De Ferran is a two-time CART champion with titles in 2000 and 2001 when he was with Team Penske. He also won the 2003 Indianapolis 500 for Team Penske before retiring as a driver at the end of that season.

Since then, he has been involved in numerous Formula One, IndyCar and Sports Car efforts. As McLaren’s Sporting Director, De Ferran is involved in both Formula One and IndyCar.

Arrow McLaren Racing SP also includes partners Sam Schmidt and Ric Peterson. Arrow also has a financial stake in the team in addition to serving as sponsor.

The chance to work with two young drivers is something that has De Ferran excited.

“They are both very young, but they have been around for a while,” De Ferran said. “It’s not like these guys are completely clueless about racing. They have been racing ever since they were kids. Generally speaking, as a trend in motorsports, they start much younger than I did. They move to cars at a younger age and tend to reach this level of the sport at a younger age then when I was coming up.

“Although they don’t have a lot of experience in IndyCar, several members of the team can help in their development. These guys are very accomplished and top-level guys. They have won a lot of races and championships before getting the nod from our team.”

Last week’s test was part of INDYCAR’s evaluation of the new aeroscreen that will be on all cars beginning in 2020. Arrow McLaren Racing SP is a Chevrolet team. Honda team Dale Coyne Racing with Vasser and Sullivan also participated in the test with four-time Champ Car Series champion Sebastien Bourdais as the driver.
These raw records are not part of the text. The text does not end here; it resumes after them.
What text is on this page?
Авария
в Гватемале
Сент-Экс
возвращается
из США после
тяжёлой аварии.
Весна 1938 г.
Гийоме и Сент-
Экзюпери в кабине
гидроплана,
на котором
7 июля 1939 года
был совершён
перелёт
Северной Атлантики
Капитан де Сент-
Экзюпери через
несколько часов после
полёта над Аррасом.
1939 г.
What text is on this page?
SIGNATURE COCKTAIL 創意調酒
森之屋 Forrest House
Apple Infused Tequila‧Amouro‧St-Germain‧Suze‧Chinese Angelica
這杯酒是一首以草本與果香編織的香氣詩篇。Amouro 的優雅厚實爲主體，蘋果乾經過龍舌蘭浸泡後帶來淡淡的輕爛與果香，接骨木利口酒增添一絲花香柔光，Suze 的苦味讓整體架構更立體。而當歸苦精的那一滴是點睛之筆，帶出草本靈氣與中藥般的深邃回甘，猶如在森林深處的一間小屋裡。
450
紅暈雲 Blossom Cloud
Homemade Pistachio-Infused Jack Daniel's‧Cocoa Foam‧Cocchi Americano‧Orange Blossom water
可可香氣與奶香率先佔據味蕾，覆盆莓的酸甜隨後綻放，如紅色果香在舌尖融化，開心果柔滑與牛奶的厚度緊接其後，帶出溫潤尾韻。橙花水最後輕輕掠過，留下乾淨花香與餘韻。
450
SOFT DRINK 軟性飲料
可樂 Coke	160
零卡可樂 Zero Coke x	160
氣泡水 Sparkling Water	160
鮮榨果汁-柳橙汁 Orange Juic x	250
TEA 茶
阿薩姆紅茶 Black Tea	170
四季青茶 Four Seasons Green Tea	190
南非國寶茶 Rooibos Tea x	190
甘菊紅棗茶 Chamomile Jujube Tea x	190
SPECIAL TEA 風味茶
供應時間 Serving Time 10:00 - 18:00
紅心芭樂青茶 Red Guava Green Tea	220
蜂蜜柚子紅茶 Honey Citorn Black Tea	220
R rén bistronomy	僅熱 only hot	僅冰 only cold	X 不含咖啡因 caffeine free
This was the only test that Arrow McLaren Racing SP will conduct in 2019. Testing time is severely limited De Ferran said it won’t be back on track until the 2020 regulations take effect.

Arrow McLaren Racing SP has already experienced some controversy after the team said several weeks ago that popular driver James Hinchcliffe would not be driving for the team. He remains on the payroll and is expected to be at the track in a public relations capacity.

That has angered many IndyCar fans who are huge fans of the popular Canadian driver.

“I have nothing more to add to this than what was said at the time,” De Ferran told NBC Sports.com. “As far as I’m concerned, it’s head-down. We have to go racing. We are on a journey here together with this partnership and two young drivers that are very accomplished and have a lot of talent. Our job is to deliver the results on the track.

“That is where my focus is. I’m completely focused on improving every aspect of everything that we do trackside.

“One thing I guarantee you, whatever we start, to have that focus to improve everything that we do we will continue to move forward. It was like that when I was driving, and it was like that throughout my professional career away from the cockpit. We will keep looking for opportunities to improve.

“Eventually, good things will happen.”

It was just Day One on the track, but after seeing this team struggle at last year’s Indianapolis 500, McLaren took its first step in returning as a full-time NTT IndyCar Series team.

“This is the beginning of a journey that we embarked on several months ago now and you do a lot in the background,” De Ferran said. “The guys from SPM and us have put a lot into this partnership. Behind the scenes, we have been working hard together.

“We’re all racers, man. We want to see cars on track. This has been like a little check off the box and it feels good that we were on track.

“We have a long journey ahead, but it’s good to be working together, at the race track, how the car is handling, the engine is working and how the drivers do.

“First day on the track for Arrow McLaren Racing SP. It’s a good day.”